Otter Farm is situated on the banks of the River Otter near the traditional farming town of Honiton. Before the farm was established in 2005, the 17 acres of former county council farmland that it occupied were in pretty poor condition. Today the land boasts the UK’s only climate change farm. The brainchild of Mark Diacono – a Devonian who had been living and working in London as an environmental consultant – Otter Farm has the potential to revolutionise the British larder.
Explaining the reasoning behind his climate change farm Mark says: “The idea started with the aim of producing a good number of small commercial harvests, which is still at the centre of what happens at Otter Farm, but it has broadened to be about widening the sorts of food that we grow for ourselves in our gardens and allotments by discovering many of the delicious foods we aren’t familiar with in this country.
“I made a list of all the food I liked and knocked out all those that are impossible to grow in this country. I was left with a list that was mainly forgotten fruit, such as mulberries and quince, that we used to love but have largely stopped growing, and food that was marginal but that with climate change might be possible, like apricots and peaches.”
Over the past few years climate change has worked its way up the environmental agenda and is now an issue taken seriously and something that farmers, growers and land managers cannot ignore. For Mark, this presented the perfect opportunity to take action and set up his climate change farm. “By taking advantage of climate change to grow delicious low-carbon crops that would normally be sourced from overseas, you are helping to arrest the advance of climate change,” explains Mark. “Food accounts for around 30% of people’s carbon footprint and finding a low carbon way forward in the way we feed ourselves is a vital step in halting the march of global warming.”
By avoiding importing crops from overseas and growing some himself, Mark is hopes to reduce his impact on the environment. ‘Food miles’ is a contentious issue that is often blamed for its high carbon footprint, but according to Mark, this is not the most worrisome concern. “Inorganic production, with its use of high-energy fossil fuel-based inputs is by far the most damaging aspect of our diet”. In fact, as Mark points out, a ton of manmade nitrogen fertiliser uses one ton of oil and 8 tons of water to produce, and it releases nitrous oxide, a greenhouse gas around 300 times more powerful than carbon dioxide, as it breaks down.
Therefore, sourcing locally grown, organic food is something that Mark believes can help to reverse the effects of both food miles and the use of manmade nitrogen fertiliser. But there are other benefits to be gained from buying local produce. “Sourcing locally, works on so many other levels too – by keeping your money within the local economy, you are hopefully contributing to the continued existence of producers who grow produce in the right way that benefits the local environment,” says Mark.

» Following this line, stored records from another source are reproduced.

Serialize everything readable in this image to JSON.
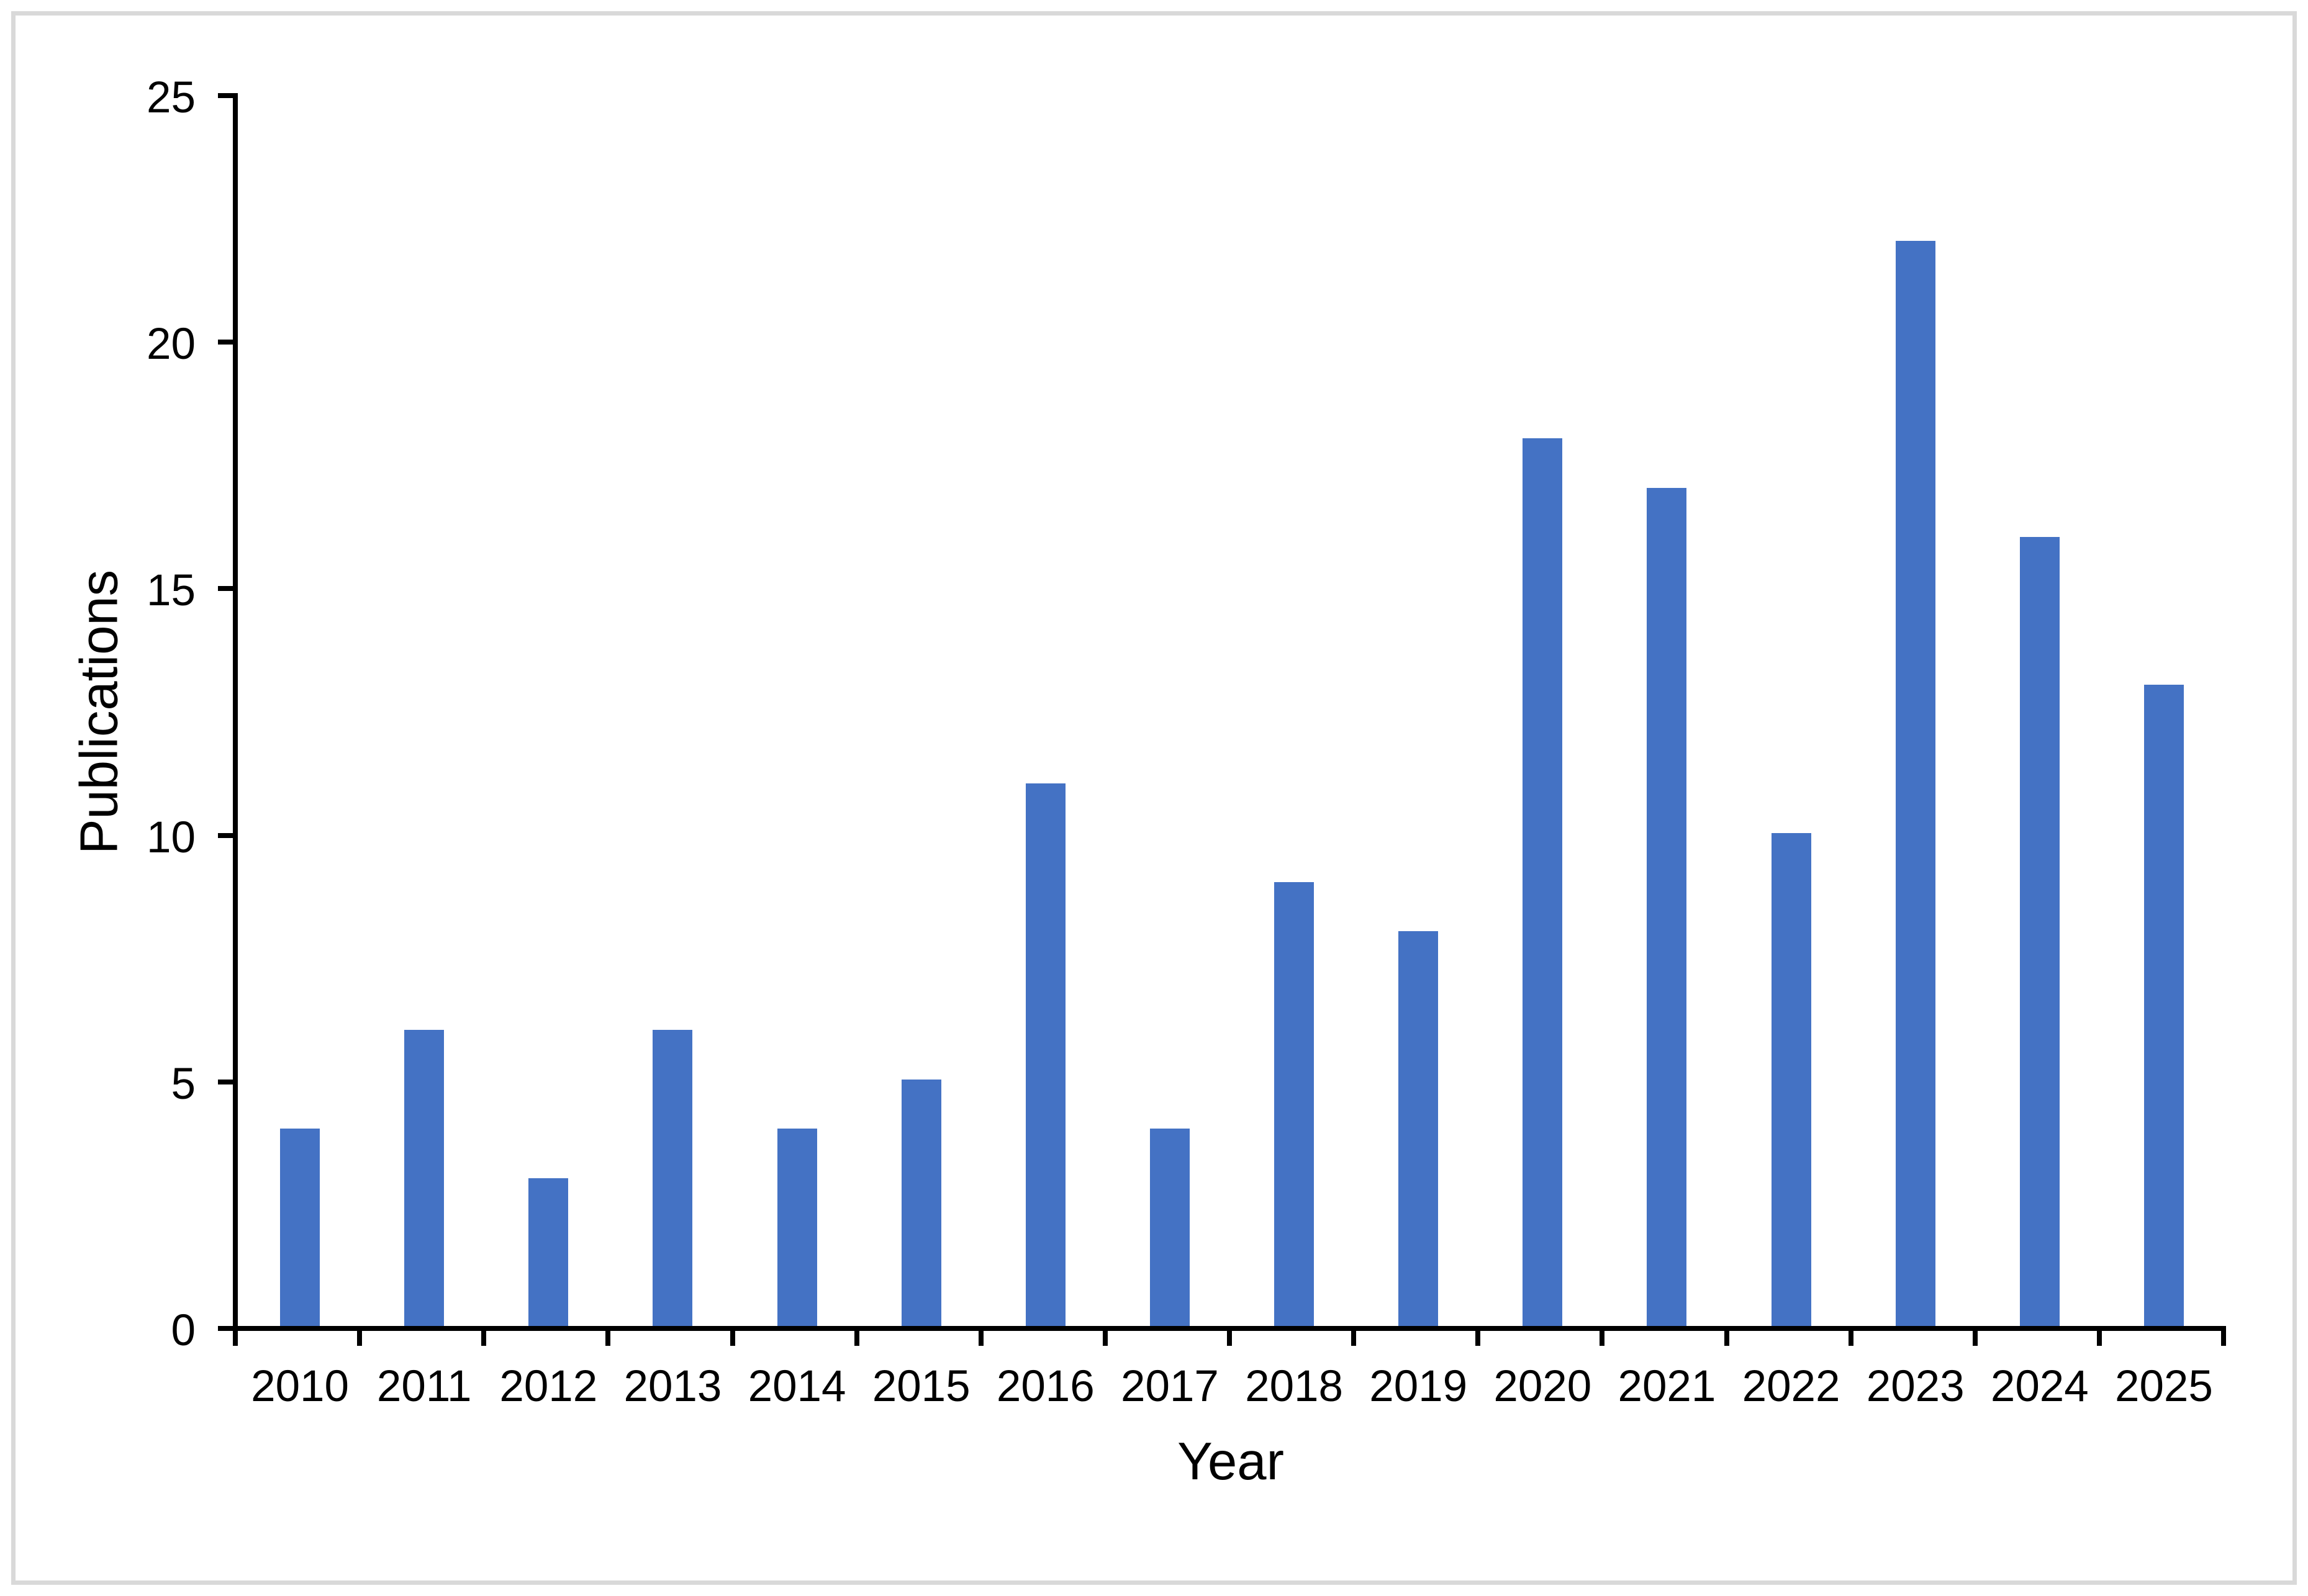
{
  "figure": {
    "background_color": "#FFFFFF",
    "border_color": "#D9D9D9"
  },
  "chart_data": {
    "type": "bar",
    "title": "",
    "xlabel": "Year",
    "ylabel": "Publications",
    "categories": [
      "2010",
      "2011",
      "2012",
      "2013",
      "2014",
      "2015",
      "2016",
      "2017",
      "2018",
      "2019",
      "2020",
      "2021",
      "2022",
      "2023",
      "2024",
      "2025"
    ],
    "values": [
      4,
      6,
      3,
      6,
      4,
      5,
      11,
      4,
      9,
      8,
      18,
      17,
      10,
      22,
      16,
      13
    ],
    "ylim": [
      0,
      25
    ],
    "yticks": [
      0,
      5,
      10,
      15,
      20,
      25
    ],
    "bar_color": "#4472C4",
    "axis_color": "#000000",
    "text_color": "#000000",
    "grid": false,
    "legend": false
  }
}
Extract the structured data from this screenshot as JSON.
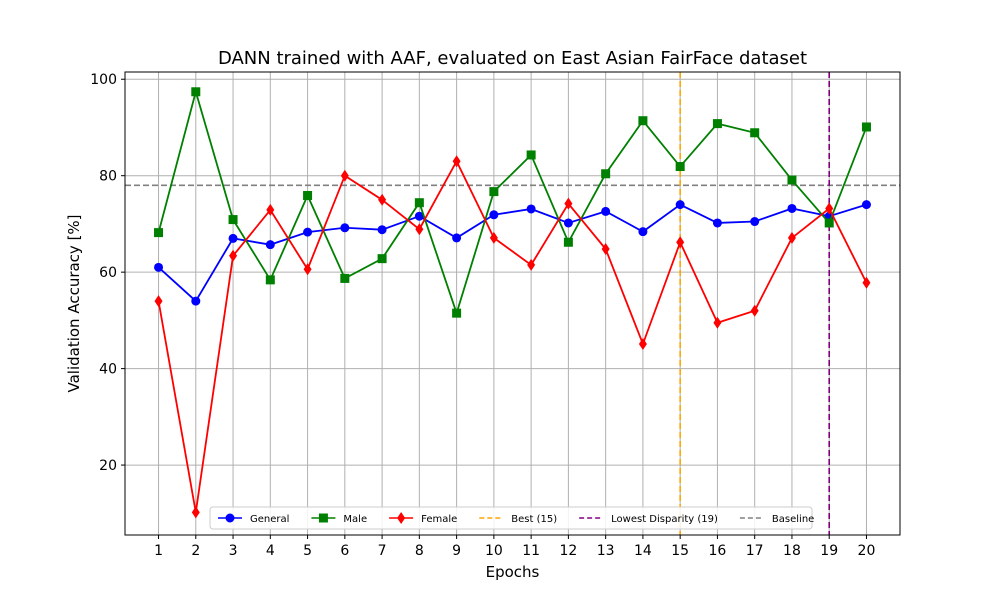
{
  "chart_data": {
    "type": "line",
    "title": "DANN trained with AAF, evaluated on East Asian FairFace dataset",
    "xlabel": "Epochs",
    "ylabel": "Validation Accuracy [%]",
    "x": [
      1,
      2,
      3,
      4,
      5,
      6,
      7,
      8,
      9,
      10,
      11,
      12,
      13,
      14,
      15,
      16,
      17,
      18,
      19,
      20
    ],
    "xlim": [
      0.1,
      20.9
    ],
    "ylim": [
      5.5,
      101.5
    ],
    "yticks": [
      20,
      40,
      60,
      80,
      100
    ],
    "grid": true,
    "legend_position": "bottom",
    "series": [
      {
        "name": "General",
        "color": "#0000ff",
        "marker": "circle",
        "values": [
          61.0,
          54.0,
          67.0,
          65.7,
          68.3,
          69.2,
          68.8,
          71.6,
          67.1,
          71.9,
          73.1,
          70.2,
          72.6,
          68.4,
          74.0,
          70.2,
          70.5,
          73.2,
          71.6,
          74.0
        ]
      },
      {
        "name": "Male",
        "color": "#008000",
        "marker": "square",
        "values": [
          68.2,
          97.4,
          70.9,
          58.4,
          75.9,
          58.7,
          62.8,
          74.4,
          51.5,
          76.7,
          84.3,
          66.2,
          80.4,
          91.4,
          81.9,
          90.8,
          88.9,
          79.1,
          70.2,
          90.1
        ]
      },
      {
        "name": "Female",
        "color": "#ff0000",
        "marker": "diamond",
        "values": [
          54.0,
          10.2,
          63.4,
          72.9,
          60.6,
          80.0,
          75.0,
          68.9,
          83.0,
          67.1,
          61.5,
          74.2,
          64.8,
          45.1,
          66.2,
          49.5,
          52.0,
          67.1,
          73.2,
          57.8
        ]
      }
    ],
    "vertical_lines": [
      {
        "name": "Best (15)",
        "x": 15,
        "color": "#ffa500"
      },
      {
        "name": "Lowest Disparity (19)",
        "x": 19,
        "color": "#800080"
      }
    ],
    "horizontal_lines": [
      {
        "name": "Baseline",
        "y": 78,
        "color": "#808080"
      }
    ]
  }
}
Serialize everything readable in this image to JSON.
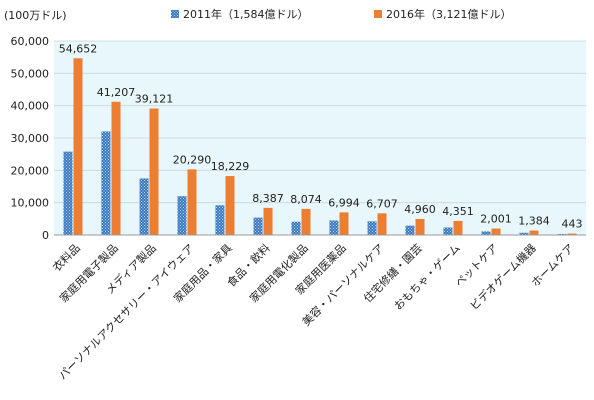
{
  "chart_data": {
    "type": "bar",
    "unit_label": "(100万ドル)",
    "categories": [
      "衣料品",
      "家庭用電子製品",
      "メディア製品",
      "パーソナルアクセサリー・アイウェア",
      "家庭用品・家具",
      "食品・飲料",
      "家庭用電化製品",
      "家庭用医薬品",
      "美容・パーソナルケア",
      "住宅修繕・園芸",
      "おもちゃ・ゲーム",
      "ペットケア",
      "ビデオゲーム機器",
      "ホームケア"
    ],
    "series": [
      {
        "name": "2011年（1,584億ドル）",
        "color": "#3a78c2",
        "pattern": "dotted",
        "values": [
          25800,
          32000,
          17500,
          12000,
          9200,
          5400,
          4100,
          4500,
          4200,
          2900,
          2300,
          1100,
          700,
          300
        ]
      },
      {
        "name": "2016年（3,121億ドル）",
        "color": "#ed7d31",
        "pattern": "solid",
        "values": [
          54652,
          41207,
          39121,
          20290,
          18229,
          8387,
          8074,
          6994,
          6707,
          4960,
          4351,
          2001,
          1384,
          443
        ]
      }
    ],
    "data_labels": [
      "54,652",
      "41,207",
      "39,121",
      "20,290",
      "18,229",
      "8,387",
      "8,074",
      "6,994",
      "6,707",
      "4,960",
      "4,351",
      "2,001",
      "1,384",
      "443"
    ],
    "yticks": [
      "0",
      "10,000",
      "20,000",
      "30,000",
      "40,000",
      "50,000",
      "60,000"
    ],
    "ylim": [
      0,
      60000
    ],
    "plot_background": "#e8f7fb",
    "legend_position": "top"
  }
}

All the crops that Mark grows are perennial plants that take time to grow and become productive. He started planting them five years ago, but just as some things look encouraging, others tend not to do so well and are therefore replaced. Some of the things that Mark does grow include pecans, apricots, szechuan peppers, almonds, and grapes, some varieties of which haven’t been grown in this country before.
For Mark, it’s not about totally abstaining from foods grown on foreign soils, but more about obtaining a balanced and sustainable diet where possible. “There are brilliant English alternatives to many overseas foods,” says Mark reeling off rapeseed, help oil and English wines in quick succession.
The main challenge that he has to deal with is not the winters but surprisingly the summers. “Many crops need a reasonable summer to put on new growth and to harden the wood, and a couple of so-so summers haven’t been ideal for them,” says Mark. “The original almond varieties weren’t up to the combination of a few ordinary summers and a couple of harsh winters so early in their lives, so they’ve been replaced with other varieties. Some of the olive varieties have fared better than others, so we’ll be planting more of the happiest ones,” he explains. But a few failed harvests won’t put Mark off and he tells me that this year he has already started planting a few new varieties including American bladdernuts, heartnuts, Himalayan rhubarb and mirabelles.
For the moment, the harvests – when they are producing – are quite small, so Mark gets the pleasure of eating them, and if there’s any surplus he gives it away to a lucky chosen few who he would like to supply when the harvests increase.<
Apart from running Otter Farm, he also leads the garden team at River Cottage and runs various courses there. “It’s a lot of fun. It’s a very creative, lively place to work, which attracts thousands of people every year who are keen to enjoy the River Cottage approach to food and its provenance.” he explains.
“Food is at the core of being alive, of family and society. How we choose to feed ourselves says much about who we are as individuals, as a region, a country and a species. I’m lucky enough to live in an amazing part of the world, spending most of my time growing and writing about food - it makes me very happy, but a lot of the pleasure is in seeing the difference having a better relationship with food makes to people’s lives. There’s nothing I’d rather be doing.”